Why the metrics you trust might be measuring the wrong thing — and how to tell
Every operational leader has a dashboard.
A set of metrics that they review regularly, that they hold their teams accountable against, that they use to form a picture of how the business is performing. Schedule adherence. OEE. OTIF. Scrap rate. Forecast accuracy. Inventory turns.
The dashboard is trusted. It has been built carefully, reviewed regularly, and refined over time. When a metric moves, leadership responds. When a metric improves, it is taken as evidence that the operation is improving.
Sometimes that is exactly what is happening.
Sometimes the operation hasn’t changed at all.
The metric has changed.
This post is about measurement system failure — not in the technical sense, not in the gauge repeatability and reproducibility sense, but in the operational sense. The way that the metrics that are supposed to describe a business’s performance begin, gradually and imperceptibly, to describe something else entirely.
And the consequences that follow when leadership mistakes one for the other.
1. How Metrics Degrade
Metrics don’t fail suddenly. They degrade gradually, through predictable mechanisms.
Definition drift. Every metric has a definition. What is included. What is excluded. What counts as conforming. What timeframe is used. Over time, those definitions shift — through informal agreement, through system configuration changes, through the accumulated weight of individual decisions about how to handle edge cases.
Each individual decision seems reasonable. Together, they produce a metric that measures something meaningfully different from what it measured when it was designed.
Schedule adherence that was defined as orders shipped on the customer-requested date begins to be measured against a revised date — one that reflects the latest confirmed delivery date after the original was missed. The metric improves because the denominator has been quietly changed. The customer experience hasn’t.
Gaming. When performance is measured, people manage to the measure. When the measure is imperfectly designed, managing to the measure produces behaviour that is good for the metric and bad for the operation.
A scrap metric that measures scrapped units as a percentage of units produced creates an incentive to overproduce. More units produced means a lower scrap percentage for the same absolute scrap volume. The metric improves. The waste doesn’t.
An OEE metric that excludes planned downtime creates an incentive to reclassify unplanned downtime as planned. The OEE improves. The asset reliability doesn’t.
These behaviours are not dishonest in a simple sense.
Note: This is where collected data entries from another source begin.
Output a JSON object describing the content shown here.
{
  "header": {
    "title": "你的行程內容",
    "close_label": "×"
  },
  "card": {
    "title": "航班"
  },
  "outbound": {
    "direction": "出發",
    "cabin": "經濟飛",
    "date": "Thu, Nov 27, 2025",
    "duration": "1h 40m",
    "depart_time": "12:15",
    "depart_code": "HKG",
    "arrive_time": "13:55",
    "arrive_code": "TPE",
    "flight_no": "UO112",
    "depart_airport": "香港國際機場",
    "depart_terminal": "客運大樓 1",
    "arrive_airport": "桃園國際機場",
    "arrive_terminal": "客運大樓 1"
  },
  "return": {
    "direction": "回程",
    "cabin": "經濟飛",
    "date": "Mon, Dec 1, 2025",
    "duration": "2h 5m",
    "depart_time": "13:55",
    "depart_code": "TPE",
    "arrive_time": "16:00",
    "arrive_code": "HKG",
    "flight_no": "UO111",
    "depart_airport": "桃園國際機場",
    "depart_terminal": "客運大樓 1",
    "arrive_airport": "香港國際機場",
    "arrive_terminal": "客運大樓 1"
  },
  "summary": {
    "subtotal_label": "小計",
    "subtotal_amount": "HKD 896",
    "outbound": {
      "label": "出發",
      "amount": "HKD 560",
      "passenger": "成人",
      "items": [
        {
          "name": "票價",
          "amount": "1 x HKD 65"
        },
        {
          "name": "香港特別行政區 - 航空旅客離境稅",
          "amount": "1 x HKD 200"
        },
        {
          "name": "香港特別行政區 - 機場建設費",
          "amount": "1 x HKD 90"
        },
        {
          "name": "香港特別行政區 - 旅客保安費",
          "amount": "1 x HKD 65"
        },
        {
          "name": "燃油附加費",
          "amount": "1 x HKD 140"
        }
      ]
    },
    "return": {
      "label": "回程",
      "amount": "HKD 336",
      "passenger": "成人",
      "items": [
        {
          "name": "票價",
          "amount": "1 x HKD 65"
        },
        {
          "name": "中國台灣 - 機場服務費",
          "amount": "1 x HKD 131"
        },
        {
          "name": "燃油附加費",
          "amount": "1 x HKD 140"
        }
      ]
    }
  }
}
They are rational responses to a measurement system that creates the wrong incentives. The fix is not better discipline. It is better measurement design.
Scope creep. Metrics are designed for a specific scope. Over time, the scope changes — products are added, processes change, the definition of the value stream evolves — but the metric doesn’t change with it. The thing being measured and the thing the business cares about have diverged.
Customer OTIF measured at despatch rather than at receipt. The logistics time between despatch and delivery is outside operations’ control, so it was excluded from the measure. The customer’s experience of on-time delivery includes it. The metric measures operational compliance. The customer is measuring something else.
2. The Signal That Is Lost
Every degraded metric involves the same underlying failure: a signal that the business needs is being replaced by noise that the business is mistaking for a signal.
The schedule adherence that looks good but is being measured against revised dates is not telling the business that delivery performance is strong. It is hiding the information that customer commitments are being broken — information that should be triggering commercial conversations, root cause analysis, and operational redesign.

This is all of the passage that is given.